For the past 17 years, since he was first elected to Charlotte’s top municipal office, Pat McCrory has been called “Mayor.”

Starting Saturday, when he was sworn in as the state’s top executive, McCrory will be addressed as “Governor.” McCrory enters rarefied political air. While the self-important show horses in the U.S. Senate consider themselves the nation’s most exclusive political club, there are 100 U.S. senators and only 50 sitting governors.

Still, despite the gaudy new title, McCrory and North Carolina might be best served if he continues to think of himself as Mayor McCrory. That’s because mayors have to get things done, and North Carolina, now more than ever, needs a chief executive who can get things done.

Being mayor isn’t always glamorous. Mayors make sure the garbage and recyclables are picked up, the streets are smooth and cleared, the drinking water is clean and plentiful, and the police are alert and visible.

When no one notices local government carrying out these tasks – when there isn’t a serious problem – a mayor is probably doing his job well. But if a mayor doesn’t provide these basic government services at a reasonable cost to the taxpayer, he won’t be mayor for long.

Mayors are among the best and most creative public managers in America. While the federal government is gridlocked and states are hammered by budget cuts, mayors have taken the lead in solving problems and making life better for their constituents.

Mayor McCrory was similarly pragmatic and creative. Mayor McCrory added 366 police officers. He led the push for a downtown arena paid for in part with an existing hotel tax. He championed rail transit and paid for it with a half-cent sales tax.

Republicans in Charlotte were outnumbered 3-1 by Democrats and unaffiliated voters, but McCrory won election seven times.

McCrory technically was a part-time mayor with a full-time city manager. But he was an active mayor in a fast-growing city who dealt with a variety of issues from homeland security to recruiting an NBA team.

North Carolina hasn’t had a former mayor serve as governor since Gregg Cherry of Gastonia did so from 1945 to 1949. As befits a former two-term mayor, Cherry’s gubernatorial inauguration address “was plain talk,” The News & Observer reported. “Just a straight-from-the-shoulder message on the state of the state and its future.”

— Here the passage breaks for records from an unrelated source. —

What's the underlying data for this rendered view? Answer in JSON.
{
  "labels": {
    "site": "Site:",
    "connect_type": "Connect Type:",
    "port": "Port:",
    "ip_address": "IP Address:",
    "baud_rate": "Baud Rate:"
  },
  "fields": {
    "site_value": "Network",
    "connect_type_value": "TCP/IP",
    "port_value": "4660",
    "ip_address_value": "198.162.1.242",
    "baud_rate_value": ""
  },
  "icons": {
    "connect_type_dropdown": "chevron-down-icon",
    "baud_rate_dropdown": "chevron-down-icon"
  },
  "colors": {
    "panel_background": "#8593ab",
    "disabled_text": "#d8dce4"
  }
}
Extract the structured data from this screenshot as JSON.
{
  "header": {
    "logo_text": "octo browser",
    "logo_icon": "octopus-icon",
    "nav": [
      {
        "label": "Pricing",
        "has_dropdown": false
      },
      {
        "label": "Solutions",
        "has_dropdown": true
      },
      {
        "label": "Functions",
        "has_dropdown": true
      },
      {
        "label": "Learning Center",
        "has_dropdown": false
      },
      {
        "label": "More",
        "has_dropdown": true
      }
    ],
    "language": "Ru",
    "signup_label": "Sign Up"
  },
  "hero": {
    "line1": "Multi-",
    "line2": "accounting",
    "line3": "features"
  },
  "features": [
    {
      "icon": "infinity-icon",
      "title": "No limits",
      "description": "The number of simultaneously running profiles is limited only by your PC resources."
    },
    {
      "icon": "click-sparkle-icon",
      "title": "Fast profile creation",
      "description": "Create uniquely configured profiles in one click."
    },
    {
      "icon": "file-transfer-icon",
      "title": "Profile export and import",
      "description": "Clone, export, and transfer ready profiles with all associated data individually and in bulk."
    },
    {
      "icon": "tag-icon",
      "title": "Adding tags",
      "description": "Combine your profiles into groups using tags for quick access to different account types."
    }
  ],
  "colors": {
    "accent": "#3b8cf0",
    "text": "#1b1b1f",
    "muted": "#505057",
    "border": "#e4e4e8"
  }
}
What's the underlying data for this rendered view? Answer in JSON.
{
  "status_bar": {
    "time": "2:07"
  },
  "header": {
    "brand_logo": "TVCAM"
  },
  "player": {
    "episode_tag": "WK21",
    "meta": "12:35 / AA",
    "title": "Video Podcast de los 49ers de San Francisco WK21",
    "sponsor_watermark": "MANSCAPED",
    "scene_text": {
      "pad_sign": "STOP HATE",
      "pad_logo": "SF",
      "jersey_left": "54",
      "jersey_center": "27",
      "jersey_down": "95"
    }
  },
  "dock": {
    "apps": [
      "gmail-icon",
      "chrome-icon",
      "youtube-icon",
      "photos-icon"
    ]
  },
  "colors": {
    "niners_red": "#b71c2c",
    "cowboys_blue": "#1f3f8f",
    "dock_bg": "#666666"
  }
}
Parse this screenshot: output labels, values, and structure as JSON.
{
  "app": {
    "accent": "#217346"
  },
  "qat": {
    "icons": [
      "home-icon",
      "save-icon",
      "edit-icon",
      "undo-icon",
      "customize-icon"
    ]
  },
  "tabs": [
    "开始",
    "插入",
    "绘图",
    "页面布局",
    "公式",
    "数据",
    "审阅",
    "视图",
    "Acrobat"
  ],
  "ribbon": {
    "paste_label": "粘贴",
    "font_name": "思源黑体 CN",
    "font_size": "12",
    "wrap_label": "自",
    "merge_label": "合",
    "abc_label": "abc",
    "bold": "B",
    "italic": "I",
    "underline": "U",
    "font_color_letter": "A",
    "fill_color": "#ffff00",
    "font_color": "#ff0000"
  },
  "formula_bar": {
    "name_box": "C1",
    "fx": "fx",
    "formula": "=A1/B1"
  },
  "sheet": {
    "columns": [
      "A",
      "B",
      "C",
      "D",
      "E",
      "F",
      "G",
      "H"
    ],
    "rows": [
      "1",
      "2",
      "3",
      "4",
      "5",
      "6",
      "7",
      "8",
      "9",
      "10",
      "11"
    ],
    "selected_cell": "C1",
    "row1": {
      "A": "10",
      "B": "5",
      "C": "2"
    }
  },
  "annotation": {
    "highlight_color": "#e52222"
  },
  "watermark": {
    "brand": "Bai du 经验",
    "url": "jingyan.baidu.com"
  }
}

Gov. Cherry expanded mental-health services and laid the groundwork for a massive road-building network that changed the state.

North Carolina’s governors have tended to come from the legislature or in the case of Jim Martin, from the U.S. House of Representatives.

There’s a big difference between legislating (when you mostly talk about doing things) and governing (when you have to get things done). Most of our governors have lacked executive experience. And it showed.

That’s not the case with McCrory. His 14 years as a big-city mayor make him the best-prepared N.C. governor in more than 50 years. Not since former textile vice president Luther Hodges was governor from 1954 to 1961 has the state had a governor with so much executive experience.

Perhaps McCrory’s goal should be to leave the Executive Mansion in eight years known as the Mayor of North Carolina.